O psicólogo Marcelo Sodelli tem outro ponto de vista para o consumo de substâncias psicoativas. Para ele, a razão é existencial. “As possibilidades que temos na vida geram angústias. E cada pessoa tem um modo de lidar com elas. Alguns recorrem às drogas”. E é sob esse conceito que muitos voluntários têm procurado minimizar os danos causados pelo consumo do crack, a partir da percepção de que muitas pessoas possuem motivos psicológicos para usar o entorpecente.

Há frequentadores da Cracolândia que mantêm emprego fixo, possuem família, bens materiais, são estudados, mas escolheram fumar crack nas horas vagas ou trocaram tudo que tinham pela possibilidade de usar algo que aliviasse as angústias da vida. É claro que há aqueles que têm uma condição miserável de vida, que realmente moram nas ruas, que foram abandonados, que passam fome, que já cometeram crimes. Porém grande parte teve a oportunidade de se livrar do vício, mas por razões pessoais, preferiu a droga.

A Cracolândia tornou-se uma sociedade à margem da sociedade, com regras, manias, diferenças. Todavia sem o preconceito intrínseco às civilizações tradicionais. As pessoas lá se consideram na mesma situação e acabam sendo solidárias entre si e até com aqueles que passam pelo local evitando ver a realidade. Muitos dependentes trocam a pedra de crack por qualquer objeto e vice-versa. A maioria não admite que o vício seja responsável por roubos ou ameaças. Há quem empreste a droga para alguém em situação pior. Ou seja, há interesses mútuos caracterizados por um vício e não o contrário.

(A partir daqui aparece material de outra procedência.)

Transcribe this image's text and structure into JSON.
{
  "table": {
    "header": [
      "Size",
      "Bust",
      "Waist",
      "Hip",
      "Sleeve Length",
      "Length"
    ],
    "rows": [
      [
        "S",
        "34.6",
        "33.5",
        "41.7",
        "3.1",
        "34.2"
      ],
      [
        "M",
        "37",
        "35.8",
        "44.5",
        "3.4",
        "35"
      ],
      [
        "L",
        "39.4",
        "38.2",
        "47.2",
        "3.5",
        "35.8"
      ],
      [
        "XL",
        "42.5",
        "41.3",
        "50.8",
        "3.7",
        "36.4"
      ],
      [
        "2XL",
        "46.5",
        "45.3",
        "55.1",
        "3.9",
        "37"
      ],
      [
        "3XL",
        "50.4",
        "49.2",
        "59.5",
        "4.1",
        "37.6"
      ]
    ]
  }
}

Não defendo a existência da Cracolândia, nem do vício, mas também não concordo com prisões descabidas, desrespeito, internações obrigatórias ou preconceito. Pelo simples fato de que é preciso conhecer uma realidade para, aí sim, criticá-la. Ainda assim, apenas criticar não fará com que a Cracolândia desapareça. O que defendo aqui é uma sociedade mais ciente dos problemas daquele local, pois isso permitirá o alcance de soluções práticas que mudem, de fato, a vida daquelas pessoas. E, se a prevenção e a atuação são formas de se atingir esse objetivo, talvez a proibição não.
  

*Com informações obtidas na palestra "Crack", realizada por Marcelo Sodelli e Bruno Ramos no 7º Congresso Internacional de Jornalismo Investigativo.